Дуб произносил все слова четко и артикуляционно безупречно, потому что в техническом решении Кости-мастера были некоторые недоработки, посылавшие в эфир кроме важной информации еще и посторонние треск и шипение, которые ему никак не удавалось из-за нехватки времени ликвидировать.
— Билет номер семь!.. Первый вопрос!
Дуб расхаживал по комнате, чутко прислушиваясь к каждому слову в своем ухе. Его вдруг охватило радостное предвкушение победы над ничего не подразумевающими экзаменаторами. Он уже видел себя в мыслях прошедшим все испытания без сучка и задоринки. В отдельные минуты он представлял себя в роли резидента советской разведки в зарубежье, при исполнении важного правительственного задания.
Конечно же, Дуб был отчасти, как и все студенты, мечтателем. Но и реализма ему хватало, потому что на случай возможного провала у него были продуманы и отработаны все версии оправдания и возможного бегства. Но до провала было еще далеко.
— Принцип работы синхрофазатрона! — вещал в девственно чистый эфир Дуб.
— Костя! Как слышимость? Как слышно? Наверное, Костя-мастер, как всегда, замешкался и не
торопился с ответом.
— Как меня слышишь?
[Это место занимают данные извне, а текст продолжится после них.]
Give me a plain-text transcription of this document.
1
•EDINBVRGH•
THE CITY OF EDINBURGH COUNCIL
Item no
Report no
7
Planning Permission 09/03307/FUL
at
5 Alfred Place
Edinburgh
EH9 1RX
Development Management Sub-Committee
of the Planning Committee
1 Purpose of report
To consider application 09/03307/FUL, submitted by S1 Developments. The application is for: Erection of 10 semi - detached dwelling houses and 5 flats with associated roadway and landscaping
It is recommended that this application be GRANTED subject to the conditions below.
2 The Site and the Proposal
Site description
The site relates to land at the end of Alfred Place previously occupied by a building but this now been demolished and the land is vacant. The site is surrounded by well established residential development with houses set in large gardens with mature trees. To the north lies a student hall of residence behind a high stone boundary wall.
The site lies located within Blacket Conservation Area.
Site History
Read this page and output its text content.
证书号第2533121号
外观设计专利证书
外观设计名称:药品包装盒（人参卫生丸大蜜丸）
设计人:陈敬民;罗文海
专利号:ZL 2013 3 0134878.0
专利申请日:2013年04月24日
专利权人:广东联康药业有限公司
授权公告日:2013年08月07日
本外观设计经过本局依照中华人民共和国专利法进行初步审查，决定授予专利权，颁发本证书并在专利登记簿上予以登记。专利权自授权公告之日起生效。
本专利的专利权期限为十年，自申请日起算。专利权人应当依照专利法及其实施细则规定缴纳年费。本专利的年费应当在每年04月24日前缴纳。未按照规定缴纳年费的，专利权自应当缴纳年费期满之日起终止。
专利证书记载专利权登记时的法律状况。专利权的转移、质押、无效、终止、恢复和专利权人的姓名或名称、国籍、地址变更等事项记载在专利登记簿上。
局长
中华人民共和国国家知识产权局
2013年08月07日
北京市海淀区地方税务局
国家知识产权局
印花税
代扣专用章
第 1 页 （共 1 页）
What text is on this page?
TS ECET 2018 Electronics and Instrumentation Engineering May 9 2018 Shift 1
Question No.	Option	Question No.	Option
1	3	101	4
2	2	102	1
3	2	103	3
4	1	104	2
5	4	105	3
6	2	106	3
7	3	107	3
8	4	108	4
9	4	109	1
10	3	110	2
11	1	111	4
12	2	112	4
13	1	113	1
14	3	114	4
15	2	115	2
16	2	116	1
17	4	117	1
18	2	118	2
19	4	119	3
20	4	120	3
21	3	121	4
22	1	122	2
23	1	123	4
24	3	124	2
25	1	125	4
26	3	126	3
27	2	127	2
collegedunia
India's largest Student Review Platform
Прием!
Дуб легким щелчком переключил свое радиоустройство на прием.
Костя прошипел в эфире:
— Понял-понял, слышу тебя нормально, нормально слышу тебя. Отвечаю на первый вопрос седьмого билета...
Затянувшись папироской, Костя раскрыл громадный фолиант на нужной странице и стал диктовать:
— «В основу работы синхрофазатрона... положен... принцип... ускорения... заряженных... частиц...»
Дуб торжествовал. Система работала! Сделав несколько приседаний и размяв затекшие руки и плечи, Дуб позволил себе прилечь. Информация, передаваемая Костей, обтекала клеточки его головного мозга замысловатым течением, совершала плавный круг, и плыла куда-то дальше.
В эту самую незадачливую минуту в комнату Дуба ворвался, как фурия, Шурик.
— Дуб!
Дуб от неожиданности растерялся:
— А?
Шурик был запрограммирован, как охотничья собака, взявшая след, не замечающая ничего вокруг себя, что выходило бы за рамки погони за ускользающей дичью:
— Конспект есть?
Не сразу, постепенно приходя в себя, Дуб привстал с койки и пошел тараном на незванного гостя:
— Нет у меня никаких конспектов! Конспектов никаких нет! Не мешай!
— А чего ты слушаешь?..
Только сейчас Шурик обратил внимание на странный наряд Дуба.
— Ван Клиберна... Не мешай! Иди!
Дуб неостановимо выталкивал Шурика из комнаты. Неизбежность и безысходность привела Шурика в институтскую библиотеку. Получив необъятных размеров учебник он, прозрев, понял, что ему не осилить этот злосчастный фолиант за несколько часов, и что экзамен ему придется сдавать в другой, неопределенный день.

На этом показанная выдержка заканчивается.